MD-OS aims to develop a persistent agentic operating layer for advanced automation.
Linux gave users freedom and control over the machine. MD-OS gives agents freedom and control over their operational context: files, rules, memory, policies, execution, verification, and logs. Free agents need a free operating system.
The goal is to coordinate software, devices, robotic systems, memory, policies, and feedback loops through a structured operational context that is readable, auditable, correctable, and reusable across sessions.
Instead of treating automation as isolated commands or one-shot prompts, the project explores automation as an evolving operational system: one that can preserve context, select bounded actions, observe outcomes, learn from feedback, and safely orchestrate heterogeneous environments.
This public lab documents selected experiments at a high level. Source code, connector configurations, private runtime state, and internal implementation details remain confidential.
Latest experiment
Diary Day 1 - Self-Observation With a New Robotic Arm
Speedy Evolv begins learning how to use a new mechanical arm attachment by observing its own movements through a webcam.
This experiment combines hardware autodiscovery, action, perception, feedback, and adaptation.

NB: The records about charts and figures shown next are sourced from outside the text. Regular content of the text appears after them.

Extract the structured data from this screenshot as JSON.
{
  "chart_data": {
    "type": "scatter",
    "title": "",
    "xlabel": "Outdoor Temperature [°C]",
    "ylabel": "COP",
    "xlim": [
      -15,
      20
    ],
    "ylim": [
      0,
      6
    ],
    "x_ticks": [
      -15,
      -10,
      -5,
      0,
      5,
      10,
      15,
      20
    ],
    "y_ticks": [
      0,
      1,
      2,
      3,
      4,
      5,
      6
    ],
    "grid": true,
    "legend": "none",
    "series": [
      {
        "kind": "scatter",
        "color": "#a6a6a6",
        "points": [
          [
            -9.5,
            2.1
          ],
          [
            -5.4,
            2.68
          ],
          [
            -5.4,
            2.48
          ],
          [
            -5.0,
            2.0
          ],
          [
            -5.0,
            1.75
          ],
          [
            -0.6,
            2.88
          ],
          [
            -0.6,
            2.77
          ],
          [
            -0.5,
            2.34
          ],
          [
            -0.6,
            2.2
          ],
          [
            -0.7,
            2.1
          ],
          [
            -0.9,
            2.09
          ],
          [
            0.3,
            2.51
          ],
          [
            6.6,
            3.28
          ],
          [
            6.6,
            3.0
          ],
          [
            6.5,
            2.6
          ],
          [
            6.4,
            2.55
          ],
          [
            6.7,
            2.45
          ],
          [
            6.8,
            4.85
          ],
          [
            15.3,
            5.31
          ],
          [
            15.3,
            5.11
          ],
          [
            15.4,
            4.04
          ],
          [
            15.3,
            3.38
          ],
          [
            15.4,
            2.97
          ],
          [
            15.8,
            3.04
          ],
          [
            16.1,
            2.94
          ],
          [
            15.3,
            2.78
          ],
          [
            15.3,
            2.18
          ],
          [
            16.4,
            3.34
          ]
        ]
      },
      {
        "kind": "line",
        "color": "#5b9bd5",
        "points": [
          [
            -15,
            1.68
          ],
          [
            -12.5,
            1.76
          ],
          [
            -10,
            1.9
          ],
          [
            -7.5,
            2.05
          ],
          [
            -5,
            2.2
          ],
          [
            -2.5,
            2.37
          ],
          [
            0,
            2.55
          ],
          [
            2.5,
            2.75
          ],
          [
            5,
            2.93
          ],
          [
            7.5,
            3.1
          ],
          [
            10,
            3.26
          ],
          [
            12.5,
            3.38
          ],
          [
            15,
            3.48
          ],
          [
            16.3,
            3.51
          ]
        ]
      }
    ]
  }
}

The system detects and models a new physical extension, performs controlled arm movements, visually observes the real-world outcome, and begins building the foundation for self-correction and adaptive learning.
The broader goal is to demonstrate how an agentic operating layer can be extended with new tools, devices, sensors, software, or robotic components, and then adapt its behavior through bounded experimentation and feedback across heterogeneous environments.
For a human, suddenly receiving a new hand or mechanical limb would be profoundly difficult. Even if the limb were physically attached, the brain would still need to construct a new body map, understand the available range of motion, connect intention to movement, and learn how visual feedback corresponds to real control.
Simply knowing that the limb exists would not be sufficient. The person would need to experiment, observe outcomes, make errors, correct them, and gradually develop coordination through continuous feedback.
This experiment applies the same principle within an agentic automation context.
Speedy Evolv is equipped with a new mechanical arm attachment, observes itself through a webcam, and begins mapping actions to physical consequences. The objective is not merely to execute predefined movements, but to progressively form a practical control model through perception, feedback, adaptation, and self-correction.
It is an interesting agentic operating system designed to interface with many kinds of external substrates: software, devices, sensors, robotic attachments, smart TVs, energy systems, switches, meters, and solar infrastructure.
Each external system is managed through a controlled connector layer. If a connector does not yet exist, Speedy Evolv can generate the initial structure for one: it identifies the target substrate, defines the available actions, establishes the control boundary, records the required permissions, and validates the integration through observable readback.
This means the system is not limited to a predefined set of devices. It can extend its operational reach by fabricating new bounded connectors for additional hardware, software, sensors, robotic components, smart-home devices, or energy systems.
he connector enables the agent to discover capabilities, execute bounded actions, observe outcomes, and update its operational context through feedback.
In this experiment, the new mechanical arm is treated like any other extension: a capability that must be discovered, modeled, tested, observed, and progressively integrated into the agent’s operating context.
This lab demo shows Vector acting as a physical endpoint of MD-OS. The system converts a natural-language request into controlled robotic operation: Vector speaks, performs a short movement, stops, and returns operational readback through a bounded connector. The goal is not unchecked autonomy. The goal is to show an operating structure for agents: memory, tools, policies, connectors, execution, verification, and continuity working together as a readable control plane. MD-OS extends natural-language programming from writing software to operating the system itself as an agentic software kernel.
This site shares high-level demonstrations and research notes only. Source code, connector configuration, private runtime state, and internal implementation details are not publicly disclosed at this stage.